I would definitely call myself a nerd. Proudly, I call myself a nerd. I’m a huge fan of Sailor Moon, Harley Quinn, shipping Rogue and Gambit, Alice in Wonderland, Terry Pratchett and Neil Gaiman’s Sandman series. I have prints all over my rooms, collectors books all up in my shelves, t-shirts and bags and shoes all splattered crazy with their faces and logos and quotes. I know stupid amounts of obscure trivia and I don’t find that weird. I love to talk to other nerds, to dress up with other nerds and congregate with other nerds to celebrate the awesomeness that is a shared love of  imagination and creativity.

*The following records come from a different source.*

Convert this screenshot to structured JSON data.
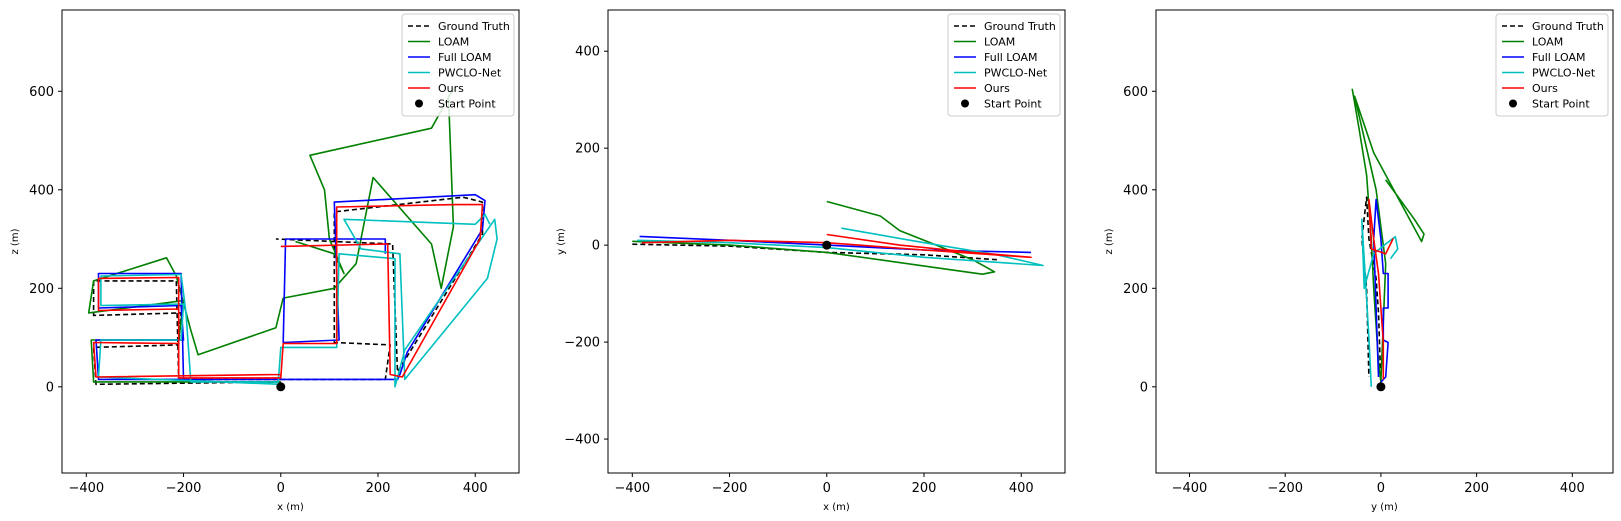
{
  "chart_data": [
    {
      "type": "line",
      "panel": "x-z",
      "xlabel": "x (m)",
      "ylabel": "z (m)",
      "xlim": [
        -450,
        490
      ],
      "ylim": [
        -175,
        765
      ],
      "xticks": [
        -400,
        -200,
        0,
        200,
        400
      ],
      "yticks": [
        0,
        200,
        400,
        600
      ],
      "xtick_labels": [
        "−400",
        "−200",
        "0",
        "200",
        "400"
      ],
      "ytick_labels": [
        "0",
        "200",
        "400",
        "600"
      ],
      "legend_position": "top-right",
      "series": [
        {
          "name": "Ground Truth",
          "color": "#000000",
          "style": "dashed",
          "points": [
            [
              0,
              10
            ],
            [
              -380,
              5
            ],
            [
              -385,
              80
            ],
            [
              -210,
              85
            ],
            [
              -205,
              150
            ],
            [
              -385,
              145
            ],
            [
              -385,
              215
            ],
            [
              -215,
              215
            ],
            [
              -210,
              15
            ],
            [
              215,
              15
            ],
            [
              225,
              85
            ],
            [
              110,
              90
            ],
            [
              110,
              355
            ],
            [
              375,
              385
            ],
            [
              415,
              375
            ],
            [
              415,
              310
            ],
            [
              240,
              30
            ],
            [
              230,
              290
            ],
            [
              -10,
              300
            ]
          ]
        },
        {
          "name": "LOAM",
          "color": "#008000",
          "style": "solid",
          "points": [
            [
              0,
              10
            ],
            [
              -385,
              10
            ],
            [
              -390,
              95
            ],
            [
              -210,
              95
            ],
            [
              -200,
              175
            ],
            [
              -395,
              150
            ],
            [
              -385,
              215
            ],
            [
              -235,
              262
            ],
            [
              -215,
              225
            ],
            [
              -185,
              115
            ],
            [
              -170,
              65
            ],
            [
              -10,
              120
            ],
            [
              5,
              180
            ],
            [
              110,
              200
            ],
            [
              155,
              250
            ],
            [
              190,
              425
            ],
            [
              310,
              290
            ],
            [
              330,
              200
            ],
            [
              355,
              325
            ],
            [
              345,
              590
            ],
            [
              355,
              605
            ],
            [
              310,
              525
            ],
            [
              60,
              470
            ],
            [
              90,
              400
            ],
            [
              100,
              300
            ],
            [
              130,
              230
            ],
            [
              110,
              270
            ],
            [
              30,
              295
            ]
          ]
        },
        {
          "name": "Full LOAM",
          "color": "#0000ff",
          "style": "solid",
          "points": [
            [
              0,
              15
            ],
            [
              -375,
              15
            ],
            [
              -380,
              95
            ],
            [
              -200,
              95
            ],
            [
              -205,
              165
            ],
            [
              -375,
              160
            ],
            [
              -375,
              230
            ],
            [
              -205,
              230
            ],
            [
              -200,
              15
            ],
            [
              240,
              15
            ],
            [
              245,
              25
            ],
            [
              260,
              70
            ],
            [
              415,
              320
            ],
            [
              420,
              378
            ],
            [
              400,
              390
            ],
            [
              110,
              375
            ],
            [
              120,
              95
            ],
            [
              5,
              90
            ],
            [
              10,
              300
            ],
            [
              215,
              300
            ],
            [
              215,
              270
            ]
          ]
        },
        {
          "name": "PWCLO-Net",
          "color": "#00c0c0",
          "style": "solid",
          "points": [
            [
              0,
              5
            ],
            [
              -375,
              20
            ],
            [
              -370,
              95
            ],
            [
              -205,
              95
            ],
            [
              -200,
              168
            ],
            [
              -370,
              165
            ],
            [
              -370,
              225
            ],
            [
              -205,
              228
            ],
            [
              -195,
              150
            ],
            [
              -185,
              10
            ],
            [
              -5,
              10
            ],
            [
              0,
              80
            ],
            [
              115,
              80
            ],
            [
              120,
              270
            ],
            [
              235,
              260
            ],
            [
              235,
              0
            ],
            [
              255,
              75
            ],
            [
              440,
              340
            ],
            [
              445,
              300
            ],
            [
              425,
              220
            ],
            [
              255,
              15
            ],
            [
              245,
              270
            ],
            [
              165,
              280
            ],
            [
              130,
              340
            ],
            [
              400,
              330
            ],
            [
              420,
              350
            ],
            [
              430,
              330
            ]
          ]
        },
        {
          "name": "Ours",
          "color": "#ff0000",
          "style": "solid",
          "points": [
            [
              0,
              25
            ],
            [
              -380,
              20
            ],
            [
              -385,
              90
            ],
            [
              -210,
              88
            ],
            [
              -210,
              158
            ],
            [
              -375,
              155
            ],
            [
              -375,
              220
            ],
            [
              -210,
              222
            ],
            [
              -210,
              18
            ],
            [
              0,
              18
            ],
            [
              5,
              88
            ],
            [
              115,
              88
            ],
            [
              115,
              365
            ],
            [
              360,
              370
            ],
            [
              415,
              370
            ],
            [
              410,
              300
            ],
            [
              250,
              20
            ],
            [
              225,
              25
            ],
            [
              220,
              290
            ],
            [
              0,
              285
            ]
          ]
        }
      ],
      "start_point": {
        "name": "Start Point",
        "x": 0,
        "y": 0
      }
    },
    {
      "type": "line",
      "panel": "x-y",
      "xlabel": "x (m)",
      "ylabel": "y (m)",
      "xlim": [
        -450,
        490
      ],
      "ylim": [
        -470,
        485
      ],
      "xticks": [
        -400,
        -200,
        0,
        200,
        400
      ],
      "yticks": [
        -400,
        -200,
        0,
        200,
        400
      ],
      "xtick_labels": [
        "−400",
        "−200",
        "0",
        "200",
        "400"
      ],
      "ytick_labels": [
        "−400",
        "−200",
        "0",
        "200",
        "400"
      ],
      "legend_position": "top-right",
      "series": [
        {
          "name": "Ground Truth",
          "color": "#000000",
          "style": "dashed",
          "points": [
            [
              -400,
              2
            ],
            [
              -200,
              -2
            ],
            [
              0,
              -15
            ],
            [
              200,
              -20
            ],
            [
              350,
              -30
            ]
          ]
        },
        {
          "name": "LOAM",
          "color": "#008000",
          "style": "solid",
          "points": [
            [
              -400,
              8
            ],
            [
              -200,
              0
            ],
            [
              0,
              -15
            ],
            [
              250,
              -50
            ],
            [
              320,
              -60
            ],
            [
              345,
              -55
            ],
            [
              300,
              -30
            ],
            [
              200,
              10
            ],
            [
              150,
              30
            ],
            [
              110,
              60
            ],
            [
              0,
              90
            ]
          ]
        },
        {
          "name": "Full LOAM",
          "color": "#0000ff",
          "style": "solid",
          "points": [
            [
              -385,
              18
            ],
            [
              -200,
              10
            ],
            [
              0,
              0
            ],
            [
              200,
              -10
            ],
            [
              420,
              -15
            ]
          ]
        },
        {
          "name": "PWCLO-Net",
          "color": "#00c0c0",
          "style": "solid",
          "points": [
            [
              -390,
              10
            ],
            [
              -200,
              5
            ],
            [
              0,
              -5
            ],
            [
              200,
              -25
            ],
            [
              445,
              -42
            ],
            [
              350,
              -20
            ],
            [
              200,
              5
            ],
            [
              30,
              35
            ]
          ]
        },
        {
          "name": "Ours",
          "color": "#ff0000",
          "style": "solid",
          "points": [
            [
              -380,
              5
            ],
            [
              -200,
              10
            ],
            [
              0,
              5
            ],
            [
              200,
              -10
            ],
            [
              420,
              -25
            ],
            [
              300,
              -15
            ],
            [
              150,
              0
            ],
            [
              0,
              22
            ]
          ]
        }
      ],
      "start_point": {
        "name": "Start Point",
        "x": 0,
        "y": 0
      }
    },
    {
      "type": "line",
      "panel": "y-z",
      "xlabel": "y (m)",
      "ylabel": "z (m)",
      "xlim": [
        -470,
        485
      ],
      "ylim": [
        -175,
        765
      ],
      "xticks": [
        -400,
        -200,
        0,
        200,
        400
      ],
      "yticks": [
        0,
        200,
        400,
        600
      ],
      "xtick_labels": [
        "−400",
        "−200",
        "0",
        "200",
        "400"
      ],
      "ytick_labels": [
        "0",
        "200",
        "400",
        "600"
      ],
      "legend_position": "top-right",
      "series": [
        {
          "name": "Ground Truth",
          "color": "#000000",
          "style": "dashed",
          "points": [
            [
              0,
              5
            ],
            [
              -5,
              150
            ],
            [
              -10,
              220
            ],
            [
              -25,
              300
            ],
            [
              -30,
              385
            ],
            [
              -40,
              300
            ],
            [
              -30,
              200
            ],
            [
              -25,
              20
            ]
          ]
        },
        {
          "name": "LOAM",
          "color": "#008000",
          "style": "solid",
          "points": [
            [
              -60,
              605
            ],
            [
              -45,
              520
            ],
            [
              -30,
              430
            ],
            [
              -20,
              300
            ],
            [
              -15,
              200
            ],
            [
              -5,
              50
            ],
            [
              0,
              10
            ],
            [
              10,
              250
            ],
            [
              -10,
              400
            ],
            [
              -55,
              590
            ],
            [
              -15,
              475
            ],
            [
              85,
              295
            ],
            [
              90,
              310
            ],
            [
              70,
              340
            ],
            [
              10,
              420
            ]
          ]
        },
        {
          "name": "Full LOAM",
          "color": "#0000ff",
          "style": "solid",
          "points": [
            [
              0,
              10
            ],
            [
              10,
              20
            ],
            [
              15,
              90
            ],
            [
              5,
              95
            ],
            [
              5,
              160
            ],
            [
              15,
              160
            ],
            [
              15,
              230
            ],
            [
              5,
              230
            ],
            [
              0,
              300
            ],
            [
              -10,
              380
            ],
            [
              -15,
              300
            ],
            [
              -5,
              20
            ]
          ]
        },
        {
          "name": "PWCLO-Net",
          "color": "#00c0c0",
          "style": "solid",
          "points": [
            [
              -20,
              0
            ],
            [
              -25,
              100
            ],
            [
              -40,
              340
            ],
            [
              -35,
              200
            ],
            [
              -15,
              270
            ],
            [
              10,
              290
            ],
            [
              30,
              305
            ],
            [
              35,
              280
            ],
            [
              20,
              260
            ]
          ]
        },
        {
          "name": "Ours",
          "color": "#ff0000",
          "style": "solid",
          "points": [
            [
              5,
              15
            ],
            [
              5,
              90
            ],
            [
              0,
              160
            ],
            [
              -5,
              230
            ],
            [
              -15,
              300
            ],
            [
              -25,
              380
            ],
            [
              -20,
              280
            ],
            [
              10,
              270
            ],
            [
              25,
              300
            ],
            [
              20,
              290
            ]
          ]
        }
      ],
      "start_point": {
        "name": "Start Point",
        "x": 0,
        "y": 0
      }
    }
  ]
}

So, of course, this past week I went back to Denver Comic Con. This was my third con, and it was also the second time I got to meet one of my favorite authors, Frank Beddor, of The Looking Glass Wars series. If you remember my last post about Frank, I cannot begin to explain what he has meant to me as an author. Pratchett may have made me love stories, and make me want to write, but Beddor taught me what a person could do with fairy-tale re-tells. With female warriors who weren’t part of a satirical world. He got me legitimately interested in trying out my own stories, knowing that it had been done. Could be done.


And this time, I didn’t nearly pass out on him (If you remember, last time I didn’t recognize him and so humiliated myself by fangirling about the series right to his face before almost breaking into hysterics and making a crying face at the camera). I was able to thank him, properly. I got another two(!) signatures and a picture to add to my little Wonderland wall (which is the featured image, also has a bunch of framed Kevin Eslinger art along with it, and the Alyss and Redd from Beddor’s series). Without him, ‘Once Upon a Reality’ wouldn’t have happened. And after seeing him again, and enjoying all of the amazing artists at DCC’15, I’m even more fired up about my upcoming projects.

I can’t wait to make some reader, someday, as excited to see me as I was excited to meet Beddor. That’s my new goal, going forward. Wish me luck!